The season of good will and good cheer is almost upon us. There will be lots of parties and festive fun to be had over the next month so with that in mind I decided to focus this week on session beers.
Session beers came about due to British government restrictions on strength of beer during the First World War. Under those same wartime restrictions, munitions works were allotted two periods during the day in which the pubs would open, one at lunch time and one in the evening. But it was far later that the term ‘session’ came to describe the beer itself.
To be honest ‘Session beer’ is a pretty loosely defined idea, not so much a style itself but more of a descriptor. Primarily it should have a lower alcohol strength. However, what the threshold of alcohol is depends on who you ask. Traditional British ale drinkers would regard it as an abv of less than 4% but with the constant pushing of the boundary’s in craft beer this has raised to 5% abv as the upper limit.
So, we are talking about lighter alcohol beer that can be enjoyed over the course of an evening.
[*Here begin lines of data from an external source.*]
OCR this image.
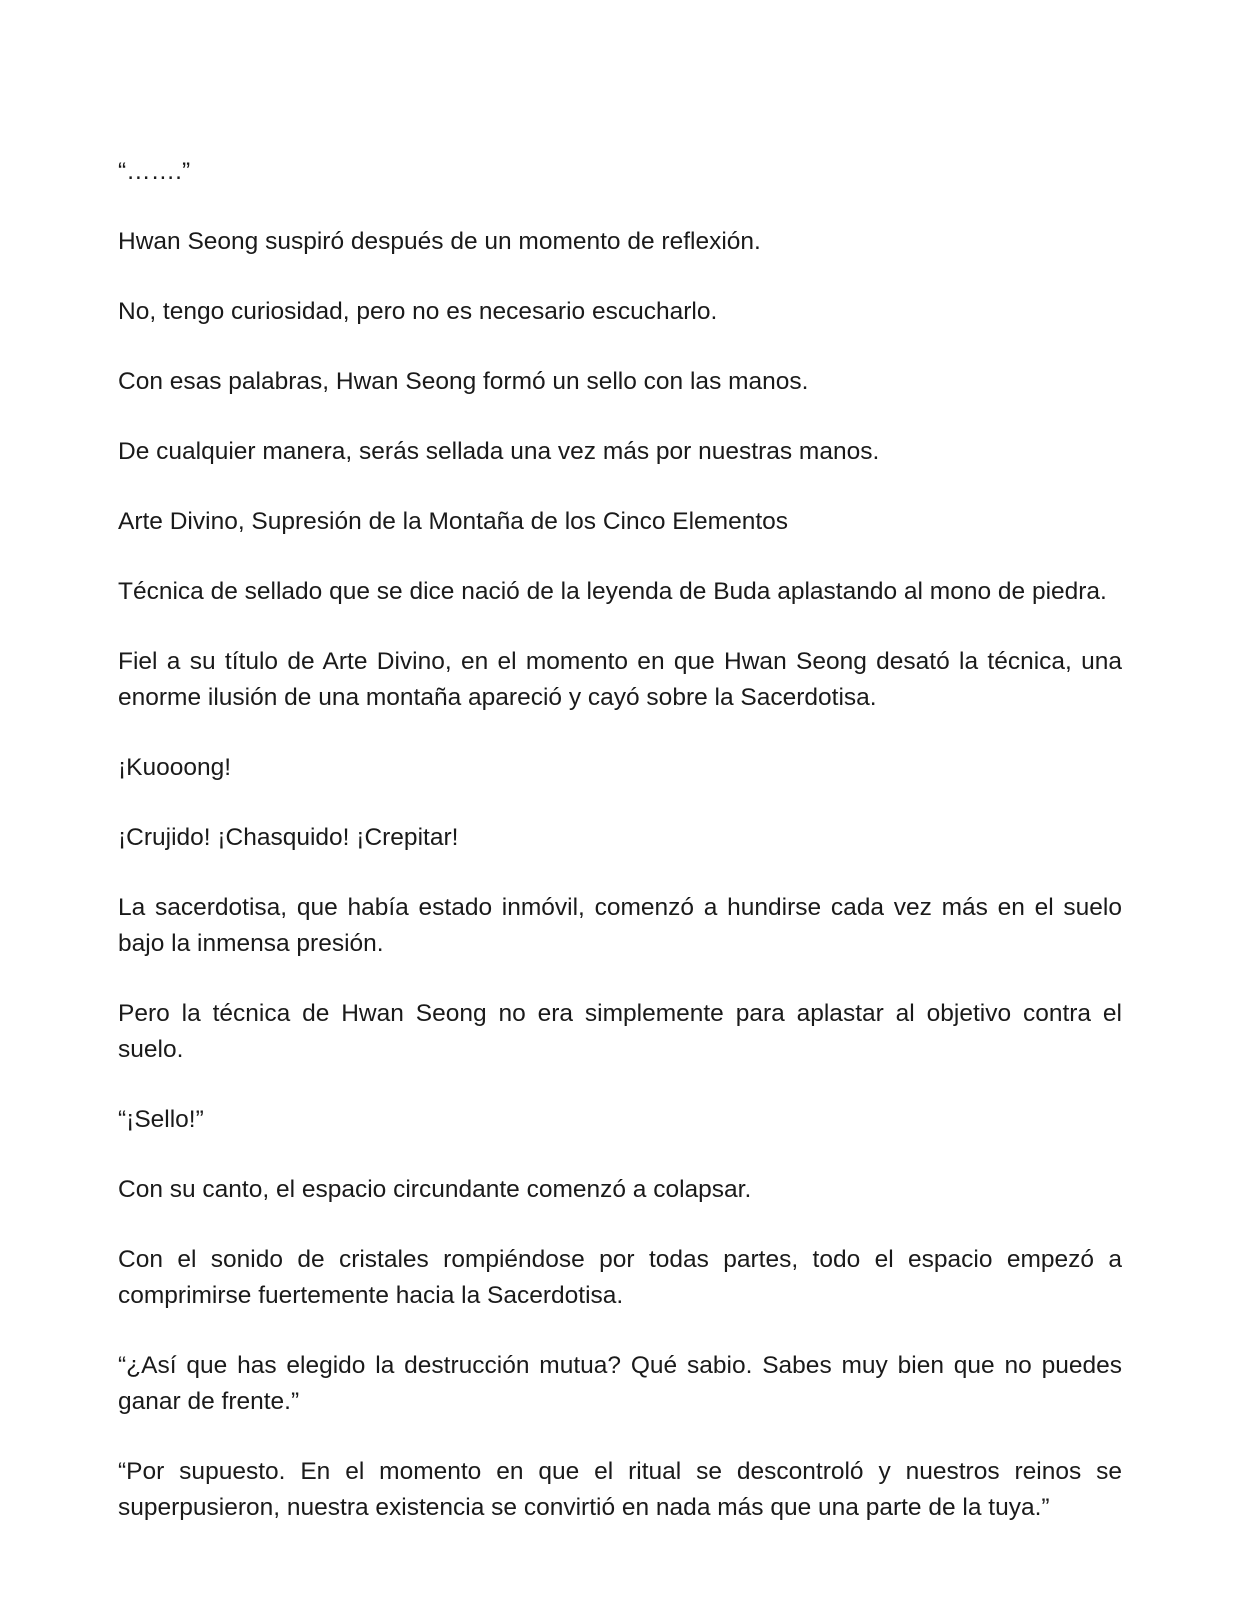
“…….”

Hwan Seong suspiró después de un momento de reflexión.

No, tengo curiosidad, pero no es necesario escucharlo.

Con esas palabras, Hwan Seong formó un sello con las manos.

De cualquier manera, serás sellada una vez más por nuestras manos.

Arte Divino, Supresión de la Montaña de los Cinco Elementos

Técnica de sellado que se dice nació de la leyenda de Buda aplastando al mono de piedra.

Fiel a su título de Arte Divino, en el momento en que Hwan Seong desató la técnica, una enorme ilusión de una montaña apareció y cayó sobre la Sacerdotisa.

¡Kuooong!

¡Crujido! ¡Chasquido! ¡Crepitar!

La sacerdotisa, que había estado inmóvil, comenzó a hundirse cada vez más en el suelo bajo la inmensa presión.

Pero la técnica de Hwan Seong no era simplemente para aplastar al objetivo contra el suelo.

“¡Sello!”

Con su canto, el espacio circundante comenzó a colapsar.

Con el sonido de cristales rompiéndose por todas partes, todo el espacio empezó a comprimirse fuertemente hacia la Sacerdotisa.

“¿Así que has elegido la destrucción mutua? Qué sabio. Sabes muy bien que no puedes ganar de frente.”

“Por supuesto. En el momento en que el ritual se descontroló y nuestros reinos se superpusieron, nuestra existencia se convirtió en nada más que una parte de la tuya.”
However, enjoy is a big factor here. You want a beer that is a pleasure to drink but also one that will not overload you tastes, be that with high bitterness or with strong flavours. An easy drinking beer with enough depth of flavour to keep it interesting and a pleasure to drink. The Americans, of course, took it up a notch with “session IPA’s” lower in alcohol but retaining those punchier fruit notes and bitter finish. However, as with all beers, there needs to be balance and character. Below are a few of my go-to session beers. As they say, life’s too short to drink bad beer.
Founders All Day IPA at 4.7% is classic American session IPA and deservedly so, with big hop notes yet restrained and easy drinking.
New from O Brother is The Preacher, another session IPA at 4.6%. With crisp citrus and juicy tropical fruit this is definitely one to seek out.
As a style, Irish red ale fits very well into the session category and you would be hard pressed to find a better example than the excellently balanced Costellos The Red at just 3.8%.
Berliner Weisse has always been a session beer of sorts with an abv ranging from 2% to 5%. Siren’s fruity, hoppy take on this sour style, Calypso, comes in at very respectable 4.0%.